In the research I have undertaken since that time, each project has opened up new intellectual horizons that have expanded my knowledge and caused me to think more connectively about different aspects of the world we inhabit. This, in turn, has granted me a unique ability to successfully communicate the relevance and usefulness of the visual arts to a diverse population of students who are increasingly sceptical about their practical merits.

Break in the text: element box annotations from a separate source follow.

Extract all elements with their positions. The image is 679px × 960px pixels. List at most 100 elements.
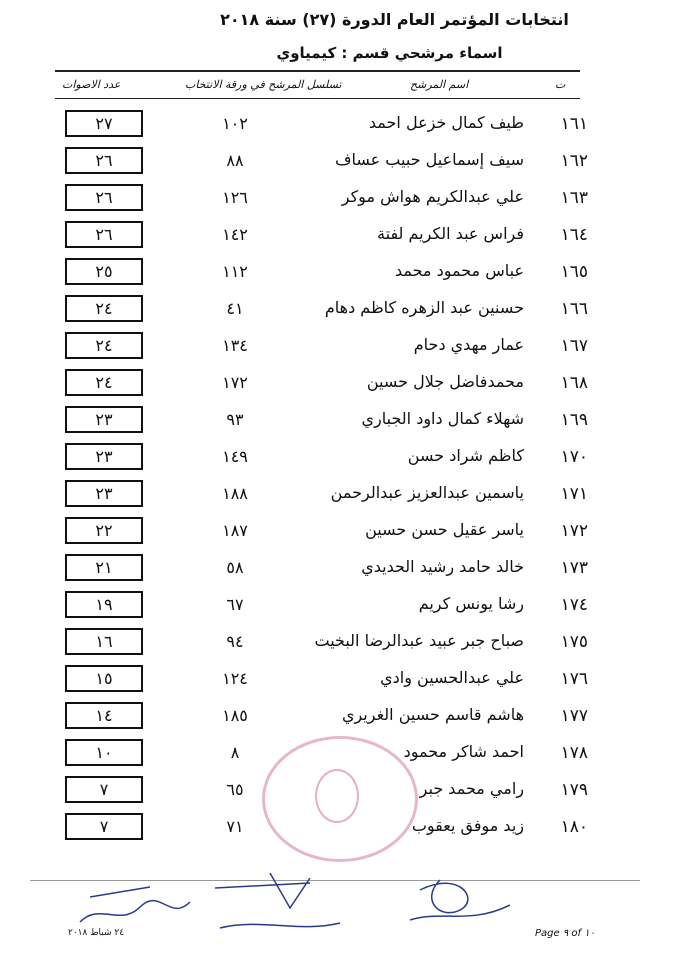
candidate-name: صباح جبر عبيد عبدالرضا البخيت xyxy=(314,631,524,650)
row-index: ١٧٦ xyxy=(560,669,588,689)
table-row: ١٧٣ خالد حامد رشيد الحديدي ٥٨ ٢١ xyxy=(0,552,679,586)
ballot-sequence: ١١٢ xyxy=(222,262,248,281)
table-row: ١٦٤ فراس عبد الكريم لفتة ١٤٢ ٢٦ xyxy=(0,219,679,253)
candidate-name: كاظم شراد حسن xyxy=(407,446,524,465)
vote-count: ٢٣ xyxy=(65,480,143,507)
vote-count: ٢١ xyxy=(65,554,143,581)
ballot-sequence: ١٨٥ xyxy=(222,706,248,725)
row-index: ١٧٩ xyxy=(560,780,588,800)
document-subtitle: اسماء مرشحي قسم : كيمياوي xyxy=(276,44,503,62)
vote-count: ٢٤ xyxy=(65,369,143,396)
candidate-name: طيف كمال خزعل احمد xyxy=(368,113,524,132)
table-row: ١٧٥ صباح جبر عبيد عبدالرضا البخيت ٩٤ ١٦ xyxy=(0,626,679,660)
row-index: ١٦٥ xyxy=(560,262,588,282)
row-index: ١٦٧ xyxy=(560,336,588,356)
vote-count: ١٠ xyxy=(65,739,143,766)
table-row: ١٦٧ عمار مهدي دحام ١٣٤ ٢٤ xyxy=(0,330,679,364)
candidate-name: فراس عبد الكريم لفتة xyxy=(377,224,524,243)
vote-count: ٢٣ xyxy=(65,406,143,433)
ballot-sequence: ٦٥ xyxy=(226,780,244,799)
ballot-sequence: ١٤٩ xyxy=(222,447,248,466)
table-row: ١٧٧ هاشم قاسم حسين الغريري ١٨٥ ١٤ xyxy=(0,700,679,734)
ballot-sequence: ٤١ xyxy=(226,299,244,318)
vote-count: ٢٢ xyxy=(65,517,143,544)
candidate-name: حسنين عبد الزهره كاظم دهام xyxy=(324,298,524,317)
table-row: ١٦١ طيف كمال خزعل احمد ١٠٢ ٢٧ xyxy=(0,108,679,142)
row-index: ١٧٨ xyxy=(560,743,588,763)
candidate-name: خالد حامد رشيد الحديدي xyxy=(361,557,524,576)
ballot-sequence: ٩٤ xyxy=(226,632,244,651)
table-row: ١٦٨ محمدفاضل جلال حسين ١٧٢ ٢٤ xyxy=(0,367,679,401)
table-row: ١٧٤ رشا يونس كريم ٦٧ ١٩ xyxy=(0,589,679,623)
table-row: ١٦٦ حسنين عبد الزهره كاظم دهام ٤١ ٢٤ xyxy=(0,293,679,327)
table-row: ١٧٨ احمد شاكر محمود ٨ ١٠ xyxy=(0,737,679,771)
candidate-name: علي عبدالحسين وادي xyxy=(380,668,524,687)
ballot-sequence: ١٠٢ xyxy=(222,114,248,133)
table-row: ١٧٢ ياسر عقيل حسن حسين ١٨٧ ٢٢ xyxy=(0,515,679,549)
candidate-name: سيف إسماعيل حبيب عساف xyxy=(334,150,524,169)
vote-count: ١٤ xyxy=(65,702,143,729)
row-index: ١٧٥ xyxy=(560,632,588,652)
signature-2 xyxy=(214,872,341,929)
ballot-sequence: ١٧٢ xyxy=(222,373,248,392)
top-rule xyxy=(55,70,580,72)
table-row: ١٦٢ سيف إسماعيل حبيب عساف ٨٨ ٢٦ xyxy=(0,145,679,179)
table-row: ١٦٩ شهلاء كمال داود الجباري ٩٣ ٢٣ xyxy=(0,404,679,438)
table-row: ١٧١ ياسمين عبدالعزيز عبدالرحمن ١٨٨ ٢٣ xyxy=(0,478,679,512)
table-row: ١٦٥ عباس محمود محمد ١١٢ ٢٥ xyxy=(0,256,679,290)
ballot-sequence: ١٨٧ xyxy=(222,521,248,540)
row-index: ١٧٢ xyxy=(560,521,588,541)
ballot-sequence: ٨٨ xyxy=(226,151,244,170)
vote-count: ١٦ xyxy=(65,628,143,655)
vote-count: ٢٥ xyxy=(65,258,143,285)
table-row: ١٦٣ علي عبدالكريم هواش موكر ١٢٦ ٢٦ xyxy=(0,182,679,216)
row-index: ١٦٢ xyxy=(560,151,588,171)
vote-count: ٢٦ xyxy=(65,184,143,211)
ballot-sequence: ١٢٤ xyxy=(222,669,248,688)
vote-count: ٢٧ xyxy=(65,110,143,137)
candidate-name: احمد شاكر محمود xyxy=(403,742,524,761)
table-row: ١٧٦ علي عبدالحسين وادي ١٢٤ ١٥ xyxy=(0,663,679,697)
candidate-name: محمدفاضل جلال حسين xyxy=(366,372,524,391)
candidate-name: ياسر عقيل حسن حسين xyxy=(365,520,524,539)
row-index: ١٧٠ xyxy=(560,447,588,467)
table-row: ١٨٠ زيد موفق يعقوب ٧١ ٧ xyxy=(0,811,679,845)
row-index: ١٦٣ xyxy=(560,188,588,208)
row-index: ١٦٦ xyxy=(560,299,588,319)
ballot-sequence: ٥٨ xyxy=(226,558,244,577)
row-index: ١٧٣ xyxy=(560,558,588,578)
col-header-votes: عدد الاصوات xyxy=(62,78,121,91)
row-index: ١٧٤ xyxy=(560,595,588,615)
row-index: ١٦٩ xyxy=(560,410,588,430)
row-index: ١٧٧ xyxy=(560,706,588,726)
row-index: ١٦٤ xyxy=(560,225,588,245)
candidate-name: زيد موفق يعقوب xyxy=(411,816,524,835)
ballot-sequence: ٨ xyxy=(230,743,240,762)
row-index: ١٦١ xyxy=(560,114,588,134)
ballot-sequence: ٦٧ xyxy=(226,595,244,614)
header-rule xyxy=(55,98,580,99)
ballot-sequence: ١٢٦ xyxy=(222,188,248,207)
candidate-name: عباس محمود محمد xyxy=(394,261,524,280)
vote-count: ٧ xyxy=(65,776,143,803)
candidate-name: علي عبدالكريم هواش موكر xyxy=(341,187,524,206)
col-header-name: اسم المرشح xyxy=(410,78,469,91)
ballot-sequence: ١٣٤ xyxy=(222,336,248,355)
vote-count: ٢٤ xyxy=(65,332,143,359)
vote-count: ٢٦ xyxy=(65,221,143,248)
row-index: ١٦٨ xyxy=(560,373,588,393)
candidate-name: عمار مهدي دحام xyxy=(413,335,524,354)
row-index: ١٧١ xyxy=(560,484,588,504)
ballot-sequence: ١٤٢ xyxy=(222,225,248,244)
col-header-sequence: تسلسل المرشح في ورقة الانتخاب xyxy=(185,78,342,91)
vote-count: ١٩ xyxy=(65,591,143,618)
vote-count: ٧ xyxy=(65,813,143,840)
page-number: Page ٩ of ١٠ xyxy=(535,928,595,939)
footer-date: ٢٤ شباط ٢٠١٨ xyxy=(68,928,125,938)
ballot-sequence: ٩٣ xyxy=(226,410,244,429)
document-title: انتخابات المؤتمر العام الدورة (٢٧) سنة ٢… xyxy=(220,10,569,29)
row-index: ١٨٠ xyxy=(560,817,588,837)
vote-count: ٢٤ xyxy=(65,295,143,322)
candidate-name: رامي محمد جبر xyxy=(419,779,524,798)
official-stamp xyxy=(262,736,418,862)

Even more valuable to the work I complete as an educator are the ways in which my DPhil studies helped me to become a more critical and sophisticated thinker. Over the course of my research project, I faced numerous problems in art historical analysis and interpretation that I had previously considered only in the abstract, such as the difficulty of reconciling artistic intent with critical perception of a work’s meaning, and of dealing with indeterminate and conflicting pieces of evidence. It was only through very painstaking and persistent attempts to resolve these problems – that is, through much trial and failure – that I discovered creative and nuanced solutions that resolved the evidence into a coherent whole. I learned the importance of holding opposing ideas in tension, and the necessity of critically interrogating even the most widely accepted ideas.
Ultimately, the many practical challenges I encountered and subsequently overcame helped me to cultivate the analytical mind and critical eye of the art historian, which I now strive to develop in my art and design students. My studies gave me the needed skills to help those students become more thoughtful observers and creators of visual and material culture and more savvy consumers and producers of knowledge. At a time when the value of higher education is increasingly being called into question, and when funding for the humanities is becoming scarce, I am tremendously grateful to Linacre College and its generous benefactors for supporting my education through the Mary Blaschko Graduate Scholarship. The funding I received helped alleviate a considerable financial burden incurred through years of graduate study as an international student, and further enabled me to become part of the vibrant and welcoming intellectual community that exists at Linacre College.
In thinking back to the beginning of that journey, I recall that when I began my doctoral studies at Oxford, I expected to leave with a world-class degree that would grant me access to a life of teaching in the academic field I was most passionate about. But what I gained, in addition to this, was a richer interior life and more perceptive orientation to the world that I have been able to invite my students to share.